Introduction: Cannabinoid receptors are highly expressed in cortico-limbic regions, where they modulate both excitatory and inhibitory signaling within specific neuronal circuits implicated in learning and memory processes for emotionally arousing experiences. Endocannabinoids are crucial modulators of the stress response, dampen excessive retrieval and facilitate extinction. Here, we aimed at evaluating whether the endocannabinoids anandamide (AEA) and 2-arachidonoylglycerol (2-AG), in the CA1 region of the dorsal hippocampus, differentially regulate fear memory retrieval depending on the environment-associated emotional arousal and if pharmacologic or optogenetic inactivation of the basolateral amygdala (BLA) influences the hippocampal endocannabinoid modulation of fear memory retrieval. Methods: Male adult Sprague-Dawley rats were divided in different cohorts and tested in a Contextual Fear Conditioning (CFC) task. We evaluated the effects of bilateral intra-CA1 administration of the AEA hydrolysis inhibitor URB597 or the 2-AG hydrolysis inhibitor KML29 on freezing behavior.

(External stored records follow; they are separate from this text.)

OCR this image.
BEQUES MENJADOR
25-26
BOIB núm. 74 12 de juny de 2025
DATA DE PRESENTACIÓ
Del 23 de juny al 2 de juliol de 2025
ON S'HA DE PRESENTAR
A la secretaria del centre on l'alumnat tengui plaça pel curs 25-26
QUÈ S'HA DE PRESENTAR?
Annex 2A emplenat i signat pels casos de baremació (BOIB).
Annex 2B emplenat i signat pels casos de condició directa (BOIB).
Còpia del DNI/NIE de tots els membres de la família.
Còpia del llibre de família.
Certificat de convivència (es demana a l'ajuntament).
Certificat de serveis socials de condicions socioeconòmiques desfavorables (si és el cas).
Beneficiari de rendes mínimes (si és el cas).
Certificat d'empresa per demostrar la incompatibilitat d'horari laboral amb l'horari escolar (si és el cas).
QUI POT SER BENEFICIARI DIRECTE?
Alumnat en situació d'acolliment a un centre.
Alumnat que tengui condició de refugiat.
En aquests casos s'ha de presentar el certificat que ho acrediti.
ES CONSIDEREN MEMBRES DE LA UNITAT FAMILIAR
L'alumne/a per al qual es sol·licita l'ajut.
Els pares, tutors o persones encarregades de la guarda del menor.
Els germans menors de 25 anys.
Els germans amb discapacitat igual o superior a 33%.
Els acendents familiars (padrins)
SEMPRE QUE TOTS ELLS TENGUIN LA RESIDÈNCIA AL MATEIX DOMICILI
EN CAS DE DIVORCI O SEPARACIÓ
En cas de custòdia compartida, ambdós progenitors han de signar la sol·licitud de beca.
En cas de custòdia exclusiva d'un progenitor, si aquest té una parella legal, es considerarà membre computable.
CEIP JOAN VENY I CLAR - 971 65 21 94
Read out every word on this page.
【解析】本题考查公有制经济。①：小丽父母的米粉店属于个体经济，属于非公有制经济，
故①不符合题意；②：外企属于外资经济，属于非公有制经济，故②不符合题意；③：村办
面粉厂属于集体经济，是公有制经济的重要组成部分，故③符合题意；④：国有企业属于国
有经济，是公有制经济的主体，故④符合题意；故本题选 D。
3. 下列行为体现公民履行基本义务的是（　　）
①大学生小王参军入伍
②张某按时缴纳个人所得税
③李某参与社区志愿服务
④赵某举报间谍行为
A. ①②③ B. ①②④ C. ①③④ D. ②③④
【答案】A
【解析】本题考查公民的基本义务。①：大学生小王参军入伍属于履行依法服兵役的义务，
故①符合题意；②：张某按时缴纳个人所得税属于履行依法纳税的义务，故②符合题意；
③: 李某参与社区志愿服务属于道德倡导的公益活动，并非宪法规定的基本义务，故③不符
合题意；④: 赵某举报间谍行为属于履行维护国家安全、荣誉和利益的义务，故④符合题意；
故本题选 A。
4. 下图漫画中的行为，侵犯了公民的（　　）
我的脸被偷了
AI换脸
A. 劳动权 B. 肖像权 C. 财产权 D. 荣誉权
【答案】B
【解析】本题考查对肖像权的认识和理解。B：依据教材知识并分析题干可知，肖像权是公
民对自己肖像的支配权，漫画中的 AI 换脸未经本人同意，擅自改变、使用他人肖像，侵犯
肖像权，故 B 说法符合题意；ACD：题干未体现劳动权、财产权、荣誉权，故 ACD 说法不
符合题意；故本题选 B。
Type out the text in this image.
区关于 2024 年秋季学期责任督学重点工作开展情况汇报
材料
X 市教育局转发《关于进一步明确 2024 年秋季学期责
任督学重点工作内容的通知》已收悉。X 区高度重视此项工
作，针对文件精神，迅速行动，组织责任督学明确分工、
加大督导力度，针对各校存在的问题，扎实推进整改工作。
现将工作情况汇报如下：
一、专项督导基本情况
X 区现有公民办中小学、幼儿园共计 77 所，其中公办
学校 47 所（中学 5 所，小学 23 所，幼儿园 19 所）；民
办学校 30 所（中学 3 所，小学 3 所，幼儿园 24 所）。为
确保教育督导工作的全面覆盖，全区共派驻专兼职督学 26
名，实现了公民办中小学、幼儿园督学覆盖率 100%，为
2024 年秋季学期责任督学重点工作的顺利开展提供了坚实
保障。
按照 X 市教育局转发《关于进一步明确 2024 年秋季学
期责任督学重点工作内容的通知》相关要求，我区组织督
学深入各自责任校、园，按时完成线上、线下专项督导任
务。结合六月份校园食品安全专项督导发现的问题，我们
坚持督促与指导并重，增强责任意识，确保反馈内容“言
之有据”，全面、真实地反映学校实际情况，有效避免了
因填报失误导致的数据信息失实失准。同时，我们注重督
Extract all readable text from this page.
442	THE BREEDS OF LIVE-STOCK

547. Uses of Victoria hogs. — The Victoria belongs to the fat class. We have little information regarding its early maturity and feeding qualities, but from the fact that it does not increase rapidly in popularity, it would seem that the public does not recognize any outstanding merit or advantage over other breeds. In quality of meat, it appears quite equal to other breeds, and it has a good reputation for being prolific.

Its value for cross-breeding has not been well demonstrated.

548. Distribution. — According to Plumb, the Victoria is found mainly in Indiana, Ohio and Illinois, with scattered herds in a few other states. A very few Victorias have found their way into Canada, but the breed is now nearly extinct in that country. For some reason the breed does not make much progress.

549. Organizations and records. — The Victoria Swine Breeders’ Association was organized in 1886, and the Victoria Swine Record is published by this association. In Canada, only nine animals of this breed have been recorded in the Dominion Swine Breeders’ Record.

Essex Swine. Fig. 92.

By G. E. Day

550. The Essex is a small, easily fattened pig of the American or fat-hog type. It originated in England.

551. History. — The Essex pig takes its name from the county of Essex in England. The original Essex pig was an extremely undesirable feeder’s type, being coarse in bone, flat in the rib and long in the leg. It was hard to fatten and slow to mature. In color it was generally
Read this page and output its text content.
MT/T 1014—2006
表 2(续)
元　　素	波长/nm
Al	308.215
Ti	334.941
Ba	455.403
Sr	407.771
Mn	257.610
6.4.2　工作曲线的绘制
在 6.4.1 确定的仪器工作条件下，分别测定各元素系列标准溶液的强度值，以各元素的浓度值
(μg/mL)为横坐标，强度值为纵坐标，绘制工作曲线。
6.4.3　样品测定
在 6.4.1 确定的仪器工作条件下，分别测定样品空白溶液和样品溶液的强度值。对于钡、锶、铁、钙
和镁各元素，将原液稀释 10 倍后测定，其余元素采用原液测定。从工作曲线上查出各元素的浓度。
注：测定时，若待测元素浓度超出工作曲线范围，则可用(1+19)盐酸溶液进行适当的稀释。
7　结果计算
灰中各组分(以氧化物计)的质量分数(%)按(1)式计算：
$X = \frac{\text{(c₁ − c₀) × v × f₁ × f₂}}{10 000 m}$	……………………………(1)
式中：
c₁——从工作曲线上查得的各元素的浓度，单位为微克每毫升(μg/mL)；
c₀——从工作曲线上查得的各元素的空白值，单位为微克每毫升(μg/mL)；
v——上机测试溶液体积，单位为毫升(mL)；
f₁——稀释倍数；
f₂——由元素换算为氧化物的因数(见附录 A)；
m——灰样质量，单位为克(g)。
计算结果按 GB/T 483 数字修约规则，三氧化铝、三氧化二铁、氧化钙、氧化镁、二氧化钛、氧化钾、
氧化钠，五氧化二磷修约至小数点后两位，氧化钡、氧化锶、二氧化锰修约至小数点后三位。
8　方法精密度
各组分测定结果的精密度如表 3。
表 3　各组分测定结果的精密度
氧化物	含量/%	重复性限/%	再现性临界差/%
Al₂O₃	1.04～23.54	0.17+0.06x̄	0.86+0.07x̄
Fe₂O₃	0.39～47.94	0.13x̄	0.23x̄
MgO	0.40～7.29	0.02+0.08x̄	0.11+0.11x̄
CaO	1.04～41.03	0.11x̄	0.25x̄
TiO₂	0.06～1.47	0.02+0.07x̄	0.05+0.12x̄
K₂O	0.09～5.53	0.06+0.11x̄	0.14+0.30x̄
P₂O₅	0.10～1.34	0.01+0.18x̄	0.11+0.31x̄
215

To investigate whether the BLA plays a role in the regulation of hippocampal endocannabinoid effect, rats were given temporal lesions of the BLA by bilateral infusion of the GABAA receptor agonist muscimol. To further characterize the BLA role in the hippocampal endocannabinoid modulation of fear memory retrieval, rats were subjected to bilateral and intermittent optogenetic BLA inhibition during retrieval. Data were analyzed with one-way or repeated measures ANOVAs, when appropriate, followed by Tukey-Kramer post-hoc test. P values < 0.05 were considered statistically significant. Results: Enhancing endogenous levels of 2-AG, but not AEA, into the dorsal CA1 field of hippocampus impaired contextual fear memory retrieval. Hippocampal 2-AG modulation of memory retrieval required an intact BLA. The decrease of contextual fear memory retrieval, induced by the inhibition of 2-AG hydrolysis in the CA1, was abolished by BLA temporal inactivation. Accordingly, optogenetic BLA inhibition reverted the impairment of contextual fear memory retrieval induced by increased endogenous levels of 2-AG. Conclusions: These data demonstrate that bidirectional inputs between the CA1 and the BLA are critical for enabling 2-AG hippocampal effects on fear memory retrieval.